Sbarcati a Porto Torres con l’auto abbiamo fatto molte tappe e per una settimana siamo andati a  zonzo per la splendida isola, abbiamo visitato molti posti, tutti incantevoli, tanto affascinanti che veramente dovendo scegliere sarai in imbarazzo.

Acqua pulita,mare azzurro, tanto  sole ,natura stupenda.  Abbiamo visto mandrie di cavalli ,pecore , mucche  in una  natura  selvaggia e incontaminata. insomma il paradiso terrestre se non è li”,probabilmente gli assomiglia molto.

Che dire poi dell’ogliastra?  dove la natura è assolutamente vergine  e  dove ci sono laghi  selvaggi dalle sponde disabitate e tanta natura che è ancora come natura l’ha fatta!!      Nei pressi  transita  un  trenino che  in origine serviva al trasporto del minerale e ora porta a spasso sparuti gruppi di turisti per valli e gole  strette,infilandosi in piccole gallerie ,attraversando ponti,sfiorando dirupi scoscesi, pare uscito da un libro delle fiabe.

Il limite è dato solo dalle strade che ad esclusione della Carlo Felice sono veramente anguste e senza piazzuole per la sosta.  Comunque sono ben tenute e pittoresche.

Se uno vuole fare una  scarrozzata con l’auto in mezzo alla natura selvaggia e con poco  traffico,eccetto i grandi centri dove il traffico è convulso,la sardegna è il posto  ideale.

Il viaggio è molto piaciuto alle nipotine e i ( che bello,  guarda i  cavalli,  guarda le pecore, guarda le  mucche, guarda che mare,ecc)  erano continui, naturalmente anche i nonni si univano al coro .

E’ stata una vacanza ben riuscita dal punto di vista culturale e di divertimento.

Ricordo con particolare interesse le grotte di Nettuno e il villaggio nuragico di Barumini che è una vera fortezza-

Una cosa pero’ rattristava la bellezza del viaggio, erano le notizie delle lotte che gli operai e i minatori sostenevano per difendere il posto di lavoro.

A questo punto mi vengono spontanee delle considerazioni;

La vocazione della sardegna non è certo ne  mineraria ne industriale è  prevalentemente agricola,di allevamento di animali allo stato brado. pastorizia e principalmente  turismo,turismo e ancora turismo, posso anche sbagliarmi ma non lo credo.
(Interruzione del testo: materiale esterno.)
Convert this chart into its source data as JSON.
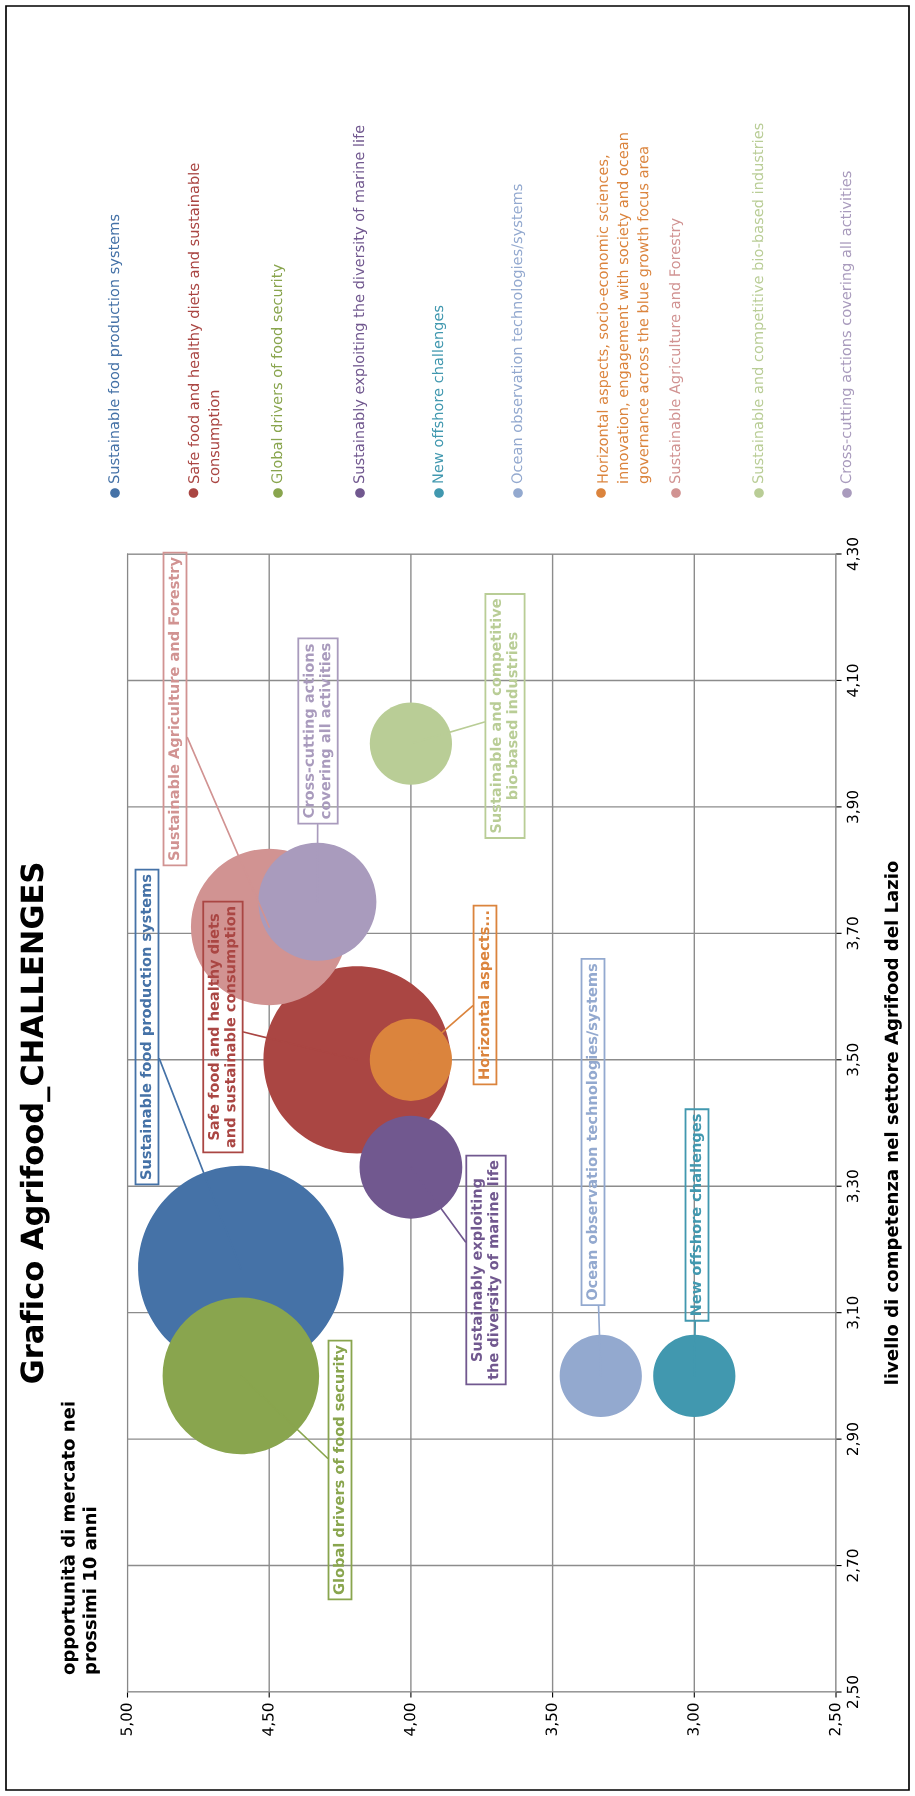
{
  "chart_data": {
    "type": "bubble",
    "title": "Grafico Agrifood_CHALLENGES",
    "ylabel": "livello di competenza nel settore Agrifood del Lazio",
    "ylim": [
      2.5,
      4.3
    ],
    "xlim": [
      5.0,
      2.5
    ],
    "yticks": [
      {
        "value": 2.5,
        "label": "2,50"
      },
      {
        "value": 2.7,
        "label": "2,70"
      },
      {
        "value": 2.9,
        "label": "2,90"
      },
      {
        "value": 3.1,
        "label": "3,10"
      },
      {
        "value": 3.3,
        "label": "3,30"
      },
      {
        "value": 3.5,
        "label": "3,50"
      },
      {
        "value": 3.7,
        "label": "3,70"
      },
      {
        "value": 3.9,
        "label": "3,90"
      },
      {
        "value": 4.1,
        "label": "4,10"
      },
      {
        "value": 4.3,
        "label": "4,30"
      }
    ],
    "xticks": [
      {
        "value": 5.0,
        "label": "5,00"
      },
      {
        "value": 4.5,
        "label": "4,50"
      },
      {
        "value": 4.0,
        "label": "4,00"
      },
      {
        "value": 3.5,
        "label": "3,50"
      },
      {
        "value": 3.0,
        "label": "3,00"
      },
      {
        "value": 2.5,
        "label": "2,50"
      }
    ],
    "grid": true,
    "legend": "top",
    "series": [
      {
        "name": "Sustainable food production systems",
        "color": "#4572a7",
        "x": [
          4.6
        ],
        "values": [
          3.17
        ],
        "sizes": [
          1.0
        ]
      },
      {
        "name": "Safe food and healthy diets and sustainable\nconsumption",
        "color": "#aa4643",
        "x": [
          4.19
        ],
        "values": [
          3.5
        ],
        "sizes": [
          0.83
        ]
      },
      {
        "name": "Global drivers of food security",
        "color": "#89a54e",
        "x": [
          4.6
        ],
        "values": [
          3.0
        ],
        "sizes": [
          0.58
        ]
      },
      {
        "name": "Sustainably exploiting the diversity of marine life",
        "color": "#71588f",
        "x": [
          4.0
        ],
        "values": [
          3.33
        ],
        "sizes": [
          0.25
        ]
      },
      {
        "name": "New offshore challenges",
        "color": "#4198af",
        "x": [
          3.0
        ],
        "values": [
          3.0
        ],
        "sizes": [
          0.16
        ]
      },
      {
        "name": "Ocean observation technologies/systems",
        "color": "#93a9cf",
        "x": [
          3.33
        ],
        "values": [
          3.0
        ],
        "sizes": [
          0.16
        ]
      },
      {
        "name": "Horizontal aspects, socio-economic sciences,\ninnovation, engagement with society and ocean\ngovernance across the blue growth focus area",
        "color": "#db843d",
        "x": [
          4.0
        ],
        "values": [
          3.5
        ],
        "sizes": [
          0.16
        ]
      },
      {
        "name": "Sustainable Agriculture and Forestry",
        "color": "#d19392",
        "x": [
          4.5
        ],
        "values": [
          3.71
        ],
        "sizes": [
          0.58
        ]
      },
      {
        "name": "Sustainable and competitive bio-based industries",
        "color": "#b9cd96",
        "x": [
          4.0
        ],
        "values": [
          4.0
        ],
        "sizes": [
          0.16
        ]
      },
      {
        "name": "Cross-cutting actions covering all activities",
        "color": "#a99bbd",
        "x": [
          4.33
        ],
        "values": [
          3.75
        ],
        "sizes": [
          0.33
        ]
      }
    ],
    "annotations": [
      {
        "text": "Sustainable food production systems",
        "x": 4.6,
        "y": 3.17
      },
      {
        "text": "Safe food and healthy diets\nand sustainable consumption",
        "x": 4.19,
        "y": 3.5
      },
      {
        "text": "Global drivers of food security",
        "x": 4.6,
        "y": 3.0
      },
      {
        "text": "Sustainably exploiting\nthe diversity of marine life",
        "x": 4.0,
        "y": 3.33
      },
      {
        "text": "New offshore challenges",
        "x": 3.0,
        "y": 3.0
      },
      {
        "text": "Ocean observation technologies/systems",
        "x": 3.33,
        "y": 3.0
      },
      {
        "text": "Horizontal aspects...",
        "x": 4.0,
        "y": 3.5
      },
      {
        "text": "Sustainable Agriculture and Forestry",
        "x": 4.5,
        "y": 3.71
      },
      {
        "text": "Sustainable and competitive\nbio-based industries",
        "x": 4.0,
        "y": 4.0
      },
      {
        "text": "Cross-cutting actions\ncovering all activities",
        "x": 4.33,
        "y": 3.75
      },
      "opportunità di mercato nei\nprossimi 10 anni"
    ]
  }
}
Quando i nostri  amici sardi saranno ben consapevoli di vivere in un isola d’oro dove la natura ha profuso doni a piene mani,si  sveglieranno e sfrutteranno quello che hanno,non avranno piu’ bisogno di andare  a quattrocento metri sottoterra  per estrarre carbone che ha costi triplicati rispetto a quello che viene dall’estero o di andare in fabbrica a fare lavori nocivi.

Il turismo credo possa dare ben altre possibilita’   per una vita soddisfacente e facendo  imoltre la gioia di turisti che non hanno la possibilità  di vivere in posti cosi’ belli.
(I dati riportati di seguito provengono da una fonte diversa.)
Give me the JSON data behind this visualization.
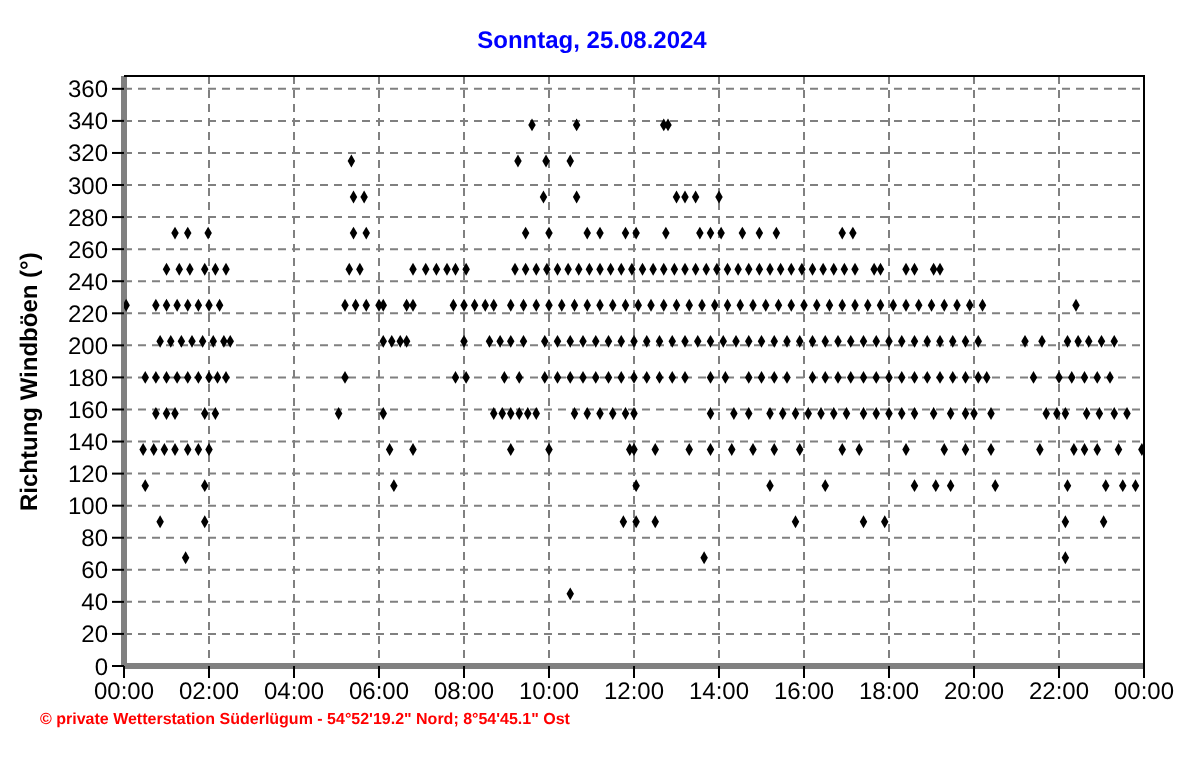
{
  "chart_data": {
    "type": "scatter",
    "title": "Sonntag, 25.08.2024",
    "ylabel": "Richtung Windböen  (°)",
    "annotations": [
      "© private Wetterstation Süderlügum - 54°52'19.2\" Nord; 8°54'45.1\" Ost"
    ],
    "xlim": [
      0,
      24
    ],
    "ylim": [
      0,
      368
    ],
    "xticks": [
      {
        "value": 0,
        "label": "00:00"
      },
      {
        "value": 2,
        "label": "02:00"
      },
      {
        "value": 4,
        "label": "04:00"
      },
      {
        "value": 6,
        "label": "06:00"
      },
      {
        "value": 8,
        "label": "08:00"
      },
      {
        "value": 10,
        "label": "10:00"
      },
      {
        "value": 12,
        "label": "12:00"
      },
      {
        "value": 14,
        "label": "14:00"
      },
      {
        "value": 16,
        "label": "16:00"
      },
      {
        "value": 18,
        "label": "18:00"
      },
      {
        "value": 20,
        "label": "20:00"
      },
      {
        "value": 22,
        "label": "22:00"
      },
      {
        "value": 24,
        "label": "00:00"
      }
    ],
    "yticks": [
      0,
      20,
      40,
      60,
      80,
      100,
      120,
      140,
      160,
      180,
      200,
      220,
      240,
      260,
      280,
      300,
      320,
      340,
      360
    ],
    "grid": true,
    "marker": "diamond",
    "series": [
      {
        "color": "#000000",
        "x": [
          9.6,
          10.65,
          12.7,
          12.8,
          5.35,
          9.27,
          9.93,
          10.5,
          5.4,
          5.65,
          9.87,
          10.65,
          13.0,
          13.2,
          13.45,
          14.0,
          1.2,
          1.5,
          1.98,
          5.4,
          5.7,
          9.45,
          10.0,
          10.9,
          11.2,
          11.8,
          12.05,
          12.75,
          13.55,
          13.8,
          14.05,
          14.55,
          14.95,
          15.35,
          16.9,
          17.15,
          1.0,
          1.3,
          1.55,
          1.9,
          2.15,
          2.4,
          5.3,
          5.55,
          6.8,
          7.1,
          7.35,
          7.6,
          7.8,
          8.05,
          9.2,
          9.45,
          9.7,
          9.95,
          10.2,
          10.45,
          10.7,
          10.95,
          11.2,
          11.45,
          11.7,
          11.95,
          12.2,
          12.45,
          12.7,
          12.95,
          13.2,
          13.45,
          13.7,
          13.95,
          14.2,
          14.45,
          14.7,
          14.95,
          15.2,
          15.45,
          15.7,
          15.95,
          16.2,
          16.45,
          16.7,
          16.95,
          17.2,
          17.65,
          17.8,
          18.4,
          18.6,
          19.05,
          19.2,
          0.05,
          0.75,
          1.0,
          1.25,
          1.5,
          1.75,
          2.0,
          2.25,
          5.2,
          5.45,
          5.7,
          6.0,
          6.1,
          6.65,
          6.8,
          7.75,
          8.0,
          8.25,
          8.5,
          8.7,
          9.1,
          9.4,
          9.7,
          10.0,
          10.3,
          10.6,
          10.9,
          11.2,
          11.5,
          11.8,
          12.1,
          12.4,
          12.7,
          13.0,
          13.3,
          13.6,
          13.9,
          14.2,
          14.5,
          14.8,
          15.1,
          15.4,
          15.7,
          16.0,
          16.3,
          16.6,
          16.9,
          17.2,
          17.5,
          17.8,
          18.1,
          18.4,
          18.7,
          19.0,
          19.3,
          19.6,
          19.9,
          20.2,
          22.4,
          0.85,
          1.1,
          1.35,
          1.6,
          1.85,
          2.1,
          2.35,
          2.5,
          6.1,
          6.3,
          6.5,
          6.65,
          8.0,
          8.6,
          8.85,
          9.1,
          9.4,
          9.9,
          10.2,
          10.5,
          10.8,
          11.1,
          11.4,
          11.7,
          12.0,
          12.3,
          12.6,
          12.9,
          13.2,
          13.5,
          13.8,
          14.1,
          14.4,
          14.7,
          15.0,
          15.3,
          15.6,
          15.9,
          16.2,
          16.5,
          16.8,
          17.1,
          17.4,
          17.7,
          18.0,
          18.3,
          18.6,
          18.9,
          19.2,
          19.5,
          19.8,
          20.1,
          21.2,
          21.6,
          22.2,
          22.45,
          22.7,
          23.0,
          23.3,
          0.5,
          0.75,
          1.0,
          1.25,
          1.5,
          1.75,
          2.0,
          2.2,
          2.4,
          5.2,
          7.8,
          8.05,
          8.95,
          9.3,
          9.9,
          10.2,
          10.5,
          10.8,
          11.1,
          11.4,
          11.7,
          12.0,
          12.3,
          12.6,
          12.9,
          13.2,
          13.8,
          14.15,
          14.7,
          15.0,
          15.3,
          15.6,
          16.2,
          16.5,
          16.8,
          17.1,
          17.4,
          17.7,
          18.0,
          18.3,
          18.6,
          18.9,
          19.2,
          19.5,
          19.8,
          20.1,
          20.3,
          21.4,
          22.0,
          22.3,
          22.6,
          22.9,
          23.2,
          0.75,
          1.0,
          1.2,
          1.9,
          2.15,
          5.05,
          6.1,
          8.7,
          8.9,
          9.1,
          9.3,
          9.5,
          9.7,
          10.6,
          10.9,
          11.2,
          11.5,
          11.8,
          12.0,
          13.8,
          14.35,
          14.7,
          15.2,
          15.5,
          15.8,
          16.1,
          16.4,
          16.7,
          17.0,
          17.4,
          17.7,
          18.0,
          18.3,
          18.6,
          19.05,
          19.45,
          19.8,
          20.0,
          20.4,
          21.7,
          21.95,
          22.15,
          22.65,
          22.95,
          23.3,
          23.6,
          0.45,
          0.7,
          0.95,
          1.2,
          1.5,
          1.75,
          2.0,
          6.25,
          6.8,
          9.1,
          10.0,
          11.9,
          12.0,
          12.5,
          13.3,
          13.8,
          14.3,
          14.8,
          15.3,
          15.9,
          16.9,
          17.3,
          18.4,
          19.3,
          19.8,
          20.4,
          21.55,
          22.35,
          22.6,
          22.9,
          23.4,
          23.95,
          0.5,
          1.9,
          6.35,
          12.05,
          15.2,
          16.5,
          18.6,
          19.1,
          19.45,
          20.5,
          22.2,
          23.1,
          23.5,
          23.8,
          0.85,
          1.9,
          11.75,
          12.05,
          12.5,
          15.8,
          17.4,
          17.9,
          22.15,
          23.05,
          1.45,
          13.65,
          22.15,
          10.5
        ],
        "values": [
          337.5,
          337.5,
          337.5,
          337.5,
          315,
          315,
          315,
          315,
          292.5,
          292.5,
          292.5,
          292.5,
          292.5,
          292.5,
          292.5,
          292.5,
          270,
          270,
          270,
          270,
          270,
          270,
          270,
          270,
          270,
          270,
          270,
          270,
          270,
          270,
          270,
          270,
          270,
          270,
          270,
          270,
          247.5,
          247.5,
          247.5,
          247.5,
          247.5,
          247.5,
          247.5,
          247.5,
          247.5,
          247.5,
          247.5,
          247.5,
          247.5,
          247.5,
          247.5,
          247.5,
          247.5,
          247.5,
          247.5,
          247.5,
          247.5,
          247.5,
          247.5,
          247.5,
          247.5,
          247.5,
          247.5,
          247.5,
          247.5,
          247.5,
          247.5,
          247.5,
          247.5,
          247.5,
          247.5,
          247.5,
          247.5,
          247.5,
          247.5,
          247.5,
          247.5,
          247.5,
          247.5,
          247.5,
          247.5,
          247.5,
          247.5,
          247.5,
          247.5,
          247.5,
          247.5,
          247.5,
          247.5,
          225,
          225,
          225,
          225,
          225,
          225,
          225,
          225,
          225,
          225,
          225,
          225,
          225,
          225,
          225,
          225,
          225,
          225,
          225,
          225,
          225,
          225,
          225,
          225,
          225,
          225,
          225,
          225,
          225,
          225,
          225,
          225,
          225,
          225,
          225,
          225,
          225,
          225,
          225,
          225,
          225,
          225,
          225,
          225,
          225,
          225,
          225,
          225,
          225,
          225,
          225,
          225,
          225,
          225,
          225,
          225,
          225,
          225,
          225,
          202.5,
          202.5,
          202.5,
          202.5,
          202.5,
          202.5,
          202.5,
          202.5,
          202.5,
          202.5,
          202.5,
          202.5,
          202.5,
          202.5,
          202.5,
          202.5,
          202.5,
          202.5,
          202.5,
          202.5,
          202.5,
          202.5,
          202.5,
          202.5,
          202.5,
          202.5,
          202.5,
          202.5,
          202.5,
          202.5,
          202.5,
          202.5,
          202.5,
          202.5,
          202.5,
          202.5,
          202.5,
          202.5,
          202.5,
          202.5,
          202.5,
          202.5,
          202.5,
          202.5,
          202.5,
          202.5,
          202.5,
          202.5,
          202.5,
          202.5,
          202.5,
          202.5,
          202.5,
          202.5,
          202.5,
          202.5,
          202.5,
          202.5,
          202.5,
          180,
          180,
          180,
          180,
          180,
          180,
          180,
          180,
          180,
          180,
          180,
          180,
          180,
          180,
          180,
          180,
          180,
          180,
          180,
          180,
          180,
          180,
          180,
          180,
          180,
          180,
          180,
          180,
          180,
          180,
          180,
          180,
          180,
          180,
          180,
          180,
          180,
          180,
          180,
          180,
          180,
          180,
          180,
          180,
          180,
          180,
          180,
          180,
          180,
          180,
          180,
          180,
          180,
          157.5,
          157.5,
          157.5,
          157.5,
          157.5,
          157.5,
          157.5,
          157.5,
          157.5,
          157.5,
          157.5,
          157.5,
          157.5,
          157.5,
          157.5,
          157.5,
          157.5,
          157.5,
          157.5,
          157.5,
          157.5,
          157.5,
          157.5,
          157.5,
          157.5,
          157.5,
          157.5,
          157.5,
          157.5,
          157.5,
          157.5,
          157.5,
          157.5,
          157.5,
          157.5,
          157.5,
          157.5,
          157.5,
          157.5,
          157.5,
          157.5,
          157.5,
          157.5,
          157.5,
          157.5,
          157.5,
          135,
          135,
          135,
          135,
          135,
          135,
          135,
          135,
          135,
          135,
          135,
          135,
          135,
          135,
          135,
          135,
          135,
          135,
          135,
          135,
          135,
          135,
          135,
          135,
          135,
          135,
          135,
          135,
          135,
          135,
          135,
          135,
          112.5,
          112.5,
          112.5,
          112.5,
          112.5,
          112.5,
          112.5,
          112.5,
          112.5,
          112.5,
          112.5,
          112.5,
          112.5,
          112.5,
          90,
          90,
          90,
          90,
          90,
          90,
          90,
          90,
          90,
          90,
          67.5,
          67.5,
          67.5,
          45
        ]
      }
    ]
  }
}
Naturalmente facendo in modo da non deturpare troppo e rispettando la natura.  Si puo’ fare basta volerlo con buon senso e circospezione.

Avere tanto ben  Di DIO e non sfruttarlo mi pare cosa molto sciocca!!!  Come quello che si era comperato una bella poltrona e non la usava per non sciuparla.

Vemo

2 Commenti a “A zonzo per la sardegna”

  1. Iris scrive:

    quanto è bella la Sardegna!!!!!!!!!

  2. Franco scrive:

    La Sardegna è molto bella! Io un pò di anni fa sono andato due volte in vacanza è un pò la conosco! Ha delle bellissime coste e il mare pulito! Anche prodotti locali formaggio, ricotta e carne una volta erano buoni e gustosi, adesso son passati un pò di anni non so se sono ancora così! Però penso che il turismo da solo non può bastare per l’economia della Regione!